Ted Nash (born December 28, 1960) is an American jazz saxophonist, flutist and composer. Born into a musical family, his uncle was saxophonist Ted Nash and his father is trombonist Dick Nash, both prominent jazz soloists and first call Hollywood studio musicians. Nash is a member of the Jazz at Lincoln Center Orchestra directed by Wynton Marsalis. He is one of the founders of the Jazz Composers Collective.

Music career
Nash grew up in Los Angeles. His father is trombonist Dick Nash and his uncle was saxophonist Ted Nash. Both were big band veterans, jazz soloists and session musicians who worked regularly with Henry Mancini and Les Brown. The younger Nash began his career on piano when he was seven, clarinet when he was 12, and alto saxophone at 13. When he was 16, he played for one week with Lionel Hampton and the following year was playing saxophone with Quincy Jones, Louis Bellson, and Don Ellis. When he was 18, he moved to New York City and became a member of the Gerry Mulligan Big Band. During the same year, he released his debut album, Conception (Concord Jazz, 1978).
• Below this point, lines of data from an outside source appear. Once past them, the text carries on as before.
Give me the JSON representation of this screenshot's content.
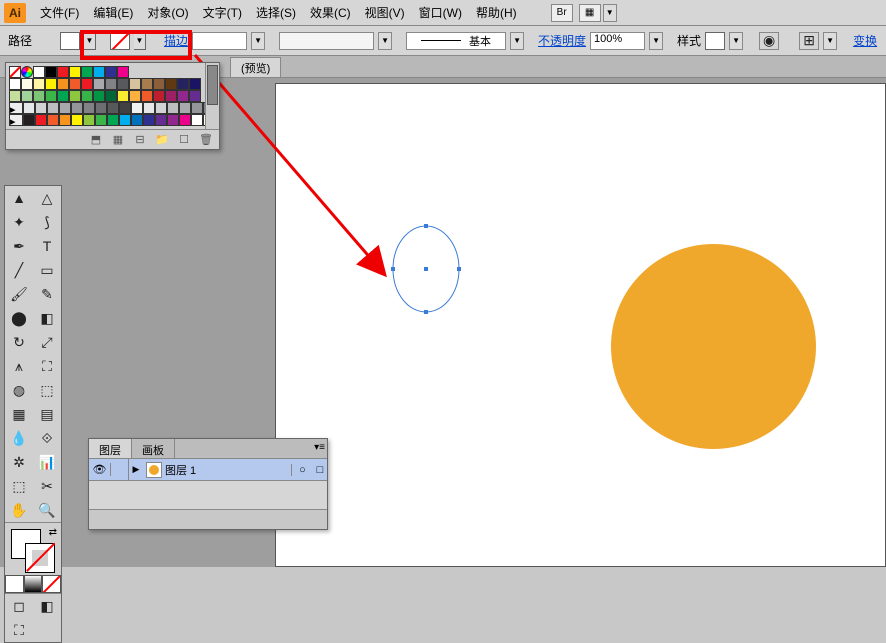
{
  "app": {
    "logo": "Ai"
  },
  "menu": {
    "file": "文件(F)",
    "edit": "编辑(E)",
    "object": "对象(O)",
    "type": "文字(T)",
    "select": "选择(S)",
    "effect": "效果(C)",
    "view": "视图(V)",
    "window": "窗口(W)",
    "help": "帮助(H)",
    "br": "Br"
  },
  "control": {
    "path_label": "路径",
    "stroke_link": "描边",
    "style_label": "基本",
    "opacity_link": "不透明度",
    "opacity_value": "100%",
    "style_link": "样式",
    "transform_link": "变换"
  },
  "tabs": {
    "preview": "(预览)"
  },
  "layers": {
    "tab_layers": "图层",
    "tab_artboards": "画板",
    "layer1_name": "图层 1",
    "eye": "👁"
  },
  "swatches": {
    "row1": [
      "#ffffff",
      "#000000",
      "#ed1c24",
      "#fff200",
      "#00a651",
      "#00aeef",
      "#2e3192",
      "#ec008c"
    ],
    "row2": [
      "#ffffff",
      "#fffde7",
      "#fef5a6",
      "#fff200",
      "#f7941d",
      "#f15a29",
      "#ed1c24",
      "#a7a9ac",
      "#808285",
      "#58595b",
      "#d7c29e",
      "#a97c50",
      "#8b5e3c",
      "#603913",
      "#262262",
      "#1b1464"
    ],
    "row3": [
      "#c4df9b",
      "#a3d39c",
      "#7cc576",
      "#39b54a",
      "#00a651",
      "#8dc63f",
      "#37b34a",
      "#009444",
      "#006838",
      "#f9ed32",
      "#fbb040",
      "#f15a29",
      "#be1e2d",
      "#9e1f63",
      "#92278f",
      "#662d91"
    ],
    "row4": [
      "#e6e7e8",
      "#d1d3d4",
      "#bcbec0",
      "#a7a9ac",
      "#939598",
      "#808285",
      "#6d6e71",
      "#58595b",
      "#414042",
      "#f1f2f2",
      "#e6e7e8",
      "#d1d3d4",
      "#bcbec0",
      "#a7a9ac",
      "#939598",
      "#808285"
    ],
    "row5": [
      "#231f20",
      "#ed1c24",
      "#f15a29",
      "#f7941d",
      "#fff200",
      "#8dc63f",
      "#39b54a",
      "#00a651",
      "#00aeef",
      "#0072bc",
      "#2e3192",
      "#662d91",
      "#92278f",
      "#ec008c",
      "#ffffff",
      "#fffde7"
    ]
  },
  "icons": {
    "gear": "⚙",
    "arrow_down": "▼",
    "play": "▶",
    "circle_sel": "○",
    "square_sel": "□",
    "trash": "🗑",
    "new": "☐",
    "folder": "📁",
    "link": "⧉"
  }
}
In the 1980s, he worked with vibraphonist Charlie Shoemake, who had been one of his teachers. He was a member of the Mel Lewis Jazz Orchestra, for whom he played saxophone and wrote arrangements. In 1990s, he performed and recorded as sideman with Wynton Marsalis, Joe Lovano, and Ben Allison. After Allison's invitation, he joined the Herbie Nichols Project, a band which played the music of pianist Nichols.

Nash has been a composer, arranger, producer, conductor, and writer of liner notes. As a performer, he is a multireedist who has recorded on soprano saxophone, alto saxophone, tenor saxophone, clarinet, bass clarinet, flute, and piccolo.

Compositions
Portrait in Seven Shades is a seven-movement suite dedicated to seven modern painters: Claude Monet, Salvador Dalí, Henri Matisse, Pablo Picasso, Vincent van Gogh, Marc Chagall, and Jackson Pollock. The album was nominated for a Grammy Award.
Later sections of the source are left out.